The tracking routine also manages multiple representations of the same wave through the merging of these multiple sections into one object, as a wave can be constructed of many disparate contours.

Recognition

Recognition

Tracking allows us to incorporate dynamics into classification of waves. We use two dynamics to determine whether or not the tracked object is indeed a positive instance of a wave: mass and displacement. Mass is calculated by weighting pixels equally and performing a simple count. Displacement is measured by calculating the orthogonal displacement of the wave's center-of-mass relative to its original major axis. We accept an object as a true instance of a wave if its mass and orthogonal displacement exceed user-defined thresholds.
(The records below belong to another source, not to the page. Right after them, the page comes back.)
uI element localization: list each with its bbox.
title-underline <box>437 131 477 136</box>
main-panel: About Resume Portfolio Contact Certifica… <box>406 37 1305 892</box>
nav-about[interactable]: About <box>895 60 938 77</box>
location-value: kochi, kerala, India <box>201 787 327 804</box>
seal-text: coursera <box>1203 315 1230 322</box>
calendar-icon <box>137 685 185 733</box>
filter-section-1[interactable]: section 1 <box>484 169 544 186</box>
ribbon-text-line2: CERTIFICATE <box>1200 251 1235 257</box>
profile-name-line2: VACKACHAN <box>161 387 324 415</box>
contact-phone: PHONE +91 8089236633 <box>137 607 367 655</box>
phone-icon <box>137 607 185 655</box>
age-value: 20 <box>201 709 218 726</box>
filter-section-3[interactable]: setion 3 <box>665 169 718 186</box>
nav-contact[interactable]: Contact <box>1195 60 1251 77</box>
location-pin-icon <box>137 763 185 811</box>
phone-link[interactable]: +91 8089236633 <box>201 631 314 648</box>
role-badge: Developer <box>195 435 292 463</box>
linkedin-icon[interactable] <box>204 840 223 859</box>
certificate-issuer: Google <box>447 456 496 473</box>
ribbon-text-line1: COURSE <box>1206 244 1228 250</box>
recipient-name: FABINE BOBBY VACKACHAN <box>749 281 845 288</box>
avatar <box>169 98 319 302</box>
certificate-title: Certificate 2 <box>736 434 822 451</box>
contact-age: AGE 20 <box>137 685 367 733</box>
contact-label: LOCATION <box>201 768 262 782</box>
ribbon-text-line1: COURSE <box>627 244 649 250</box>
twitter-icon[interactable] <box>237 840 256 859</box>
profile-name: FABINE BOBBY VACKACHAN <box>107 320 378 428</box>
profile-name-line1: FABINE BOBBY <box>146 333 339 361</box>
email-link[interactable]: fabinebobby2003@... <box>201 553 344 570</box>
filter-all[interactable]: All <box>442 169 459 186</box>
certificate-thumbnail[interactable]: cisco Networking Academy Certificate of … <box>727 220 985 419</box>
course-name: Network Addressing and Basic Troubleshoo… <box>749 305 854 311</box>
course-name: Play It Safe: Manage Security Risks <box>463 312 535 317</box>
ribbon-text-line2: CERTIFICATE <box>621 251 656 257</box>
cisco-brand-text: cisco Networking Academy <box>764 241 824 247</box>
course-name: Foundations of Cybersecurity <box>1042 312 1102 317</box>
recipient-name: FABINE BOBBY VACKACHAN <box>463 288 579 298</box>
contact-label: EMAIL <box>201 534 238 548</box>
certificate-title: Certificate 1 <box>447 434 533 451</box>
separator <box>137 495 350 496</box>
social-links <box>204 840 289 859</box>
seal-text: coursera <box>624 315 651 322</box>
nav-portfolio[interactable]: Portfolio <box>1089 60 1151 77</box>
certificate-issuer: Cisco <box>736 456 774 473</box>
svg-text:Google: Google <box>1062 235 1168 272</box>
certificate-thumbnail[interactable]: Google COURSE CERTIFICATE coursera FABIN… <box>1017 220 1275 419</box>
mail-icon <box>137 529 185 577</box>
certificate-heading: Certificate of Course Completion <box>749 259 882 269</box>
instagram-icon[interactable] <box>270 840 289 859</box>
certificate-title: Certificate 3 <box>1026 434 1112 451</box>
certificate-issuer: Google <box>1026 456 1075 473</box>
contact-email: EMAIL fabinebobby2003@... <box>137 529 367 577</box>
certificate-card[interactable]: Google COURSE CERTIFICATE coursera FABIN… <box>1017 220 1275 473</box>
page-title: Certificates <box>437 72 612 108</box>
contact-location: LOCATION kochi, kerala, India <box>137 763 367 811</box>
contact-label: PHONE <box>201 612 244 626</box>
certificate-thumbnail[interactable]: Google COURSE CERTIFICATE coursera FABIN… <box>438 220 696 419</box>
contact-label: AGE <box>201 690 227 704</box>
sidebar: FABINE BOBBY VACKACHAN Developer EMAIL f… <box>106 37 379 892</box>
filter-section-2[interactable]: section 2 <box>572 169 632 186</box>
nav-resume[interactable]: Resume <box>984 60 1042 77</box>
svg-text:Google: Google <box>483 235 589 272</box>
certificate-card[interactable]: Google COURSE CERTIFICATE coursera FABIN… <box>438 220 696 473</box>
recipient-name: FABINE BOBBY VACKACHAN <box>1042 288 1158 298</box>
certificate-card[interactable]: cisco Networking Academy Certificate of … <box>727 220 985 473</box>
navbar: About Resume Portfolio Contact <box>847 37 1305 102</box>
By introducing tracking, we are able to confidently classify waves in videos by combining simple bilevel representations of the waves with cheaply-calculated dynamics. If we were to resort to bilevel detection methods for waves without employing dynamics, our methods would be susceptible to false positives from many sources. Certainly a large boat might be an example of a false positive, but harder examples that should be negatively classified include wave-types that have similar contour representations to ocean waves, including "shorebreak"-type waves that break on the shore, and "whitecapping"-type waves that have the appearance of breaking due to near-shore winds. Neither of these meet our definition of an ocean wave.

Improvements

  • Wave.points_ should be an array of pointers to pixels, rather than copies of the pixels.
  • Implement object construction using separate Wave and Section classes.

Footnotes

1: Bodor, Robert, Bennett Jackson, and Nikolaos Papanikolopoulos. "Vision-based human tracking and activity recognition." Proc. of the 11th Mediterranean Conf. on Control and Automation. Vol. 1. 2003.

2: KaewTraKulPong, Pakorn, and Richard Bowden. "An improved adaptive background mixture model for real-time tracking with shadow detection." Video-based surveillance systems 1 (2002): 135-144.

3: Bloisi, Domenico D., Andrea Pennisi, and Luca Iocchi. "Background modeling in the maritime domain." Machine vision and applications 25.5 (2014): 1257-1269.

4: Suzuki, Satoshi. "Topological structural analysis of digitized binary images by border following." Computer vision, graphics, and image processing 30.1 (1985): 32-46.